Teaching Algorithmic Thinking to Pupils


Date: Tuesday, April 2, 2019

As part of my degree at University of Liverpool, I am teaching Year 9 & 10 pupils on Wednesdays. The fact that I will be able to share my passion for Computer Science and ignite that passion in pupils has served me as an incentive to get into teaching. Having delivered 3 lessons already, I need to point out that teaching Computer Science is a completely different experience and working with pupils is challenging but rewarding.

Why algorithms?

When planning the delivery lesson, I chose algorithmic paradigms and time efficiency as the main topic of the lesson. I firmly believe that getting to grips with the basic concepts is vital towards becoming a good computer scientist. No matter how fast your CPU is, how much RAM you have, it’s all in vain if the underlying algorithms of the produced software are inefficient. Personally, I think that it is a good practice to take the time to design and then implement the algorithm rather than directly coding the solution. I concur with the sentiment that efficient algorithms lead to efficient programs.

Focus

While there are different algorithmic paradigms in Computer Science, I decided to focus on the following strategies: Greedy approach, where we make the choice that seems to be the best at each step so it leads to a globally optimum solution, and Divide-and-Conquer approach, where we divide a problem into smaller parts, so subproblems are solved independently. Although I enjoy solving problems using Dynamic Programming, where we break down a problem into smaller subproblems, solve each only once and store the intermediate results in a lookup table, I decided not to include it as it might be too advanced for Year 9 & 10 pupils. When exploring a few greedy algorithms, 0-1 Knapsack problem in particular, pupils figured out that it is not always possible to obtain the optimal solution using this approach. In fact, that’s one of the highlights of the lesson, i.e. Greedy algorithms do not always yield a genuinely optimal solution. In addition, I decided to include the Tower of Hanoi problem which can be solved using the Divide-and-Conquer approach, which in fact, is considered to be one of the best-known algorithm design techniques.

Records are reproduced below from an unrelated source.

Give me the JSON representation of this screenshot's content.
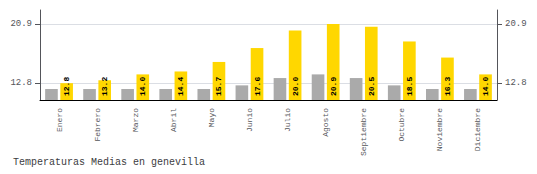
{
  "chart_data": {
    "type": "bar",
    "title": "Temperaturas Medias en genevilla",
    "categories": [
      "Enero",
      "Febrero",
      "Marzo",
      "Abril",
      "Mayo",
      "Junio",
      "Julio",
      "Agosto",
      "Septiembre",
      "Octubre",
      "Noviembre",
      "Diciembre"
    ],
    "series": [
      {
        "color": "#AAAAAA",
        "values": [
          12.0,
          12.0,
          12.0,
          12.0,
          12.0,
          12.5,
          13.5,
          14.0,
          13.5,
          12.5,
          12.0,
          12.0
        ]
      },
      {
        "color": "#FFD700",
        "values": [
          12.8,
          13.2,
          14.0,
          14.4,
          15.7,
          17.6,
          20.0,
          20.9,
          20.5,
          18.5,
          16.3,
          14.0
        ],
        "value_labels": [
          "12.8",
          "13.2",
          "14.0",
          "14.4",
          "15.7",
          "17.6",
          "20.0",
          "20.9",
          "20.5",
          "18.5",
          "16.3",
          "14.0"
        ],
        "data_labels": true
      }
    ],
    "ylim": [
      10.5,
      22.8
    ],
    "yticks": [
      12.8,
      20.9
    ],
    "grid": true
  }
}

A slide explaining the 0-1 Knapsack problem

Explaining the 0-1 Knapsack problem

Observations

As a result of my observations along with the feedback by the pupils, I came to the conclusion that while many found the Knapsack Problem to be useful but least enjoyable, everyone seemed to have enjoyed solving the Tower of Hanoi problem (http://haubergs.com/hanoi). In addition, although some of the pupils had not heard of the Big-O concept before, they managed to get to grips with the concept and accurately measured the time complexity of the given algorithms.

Although I felt much uncertainty at the very beginning as I did not know what to expect, they have all evaporated after my first interaction with the pupils. I am really glad that I have gone through such an exciting and rewarding experience.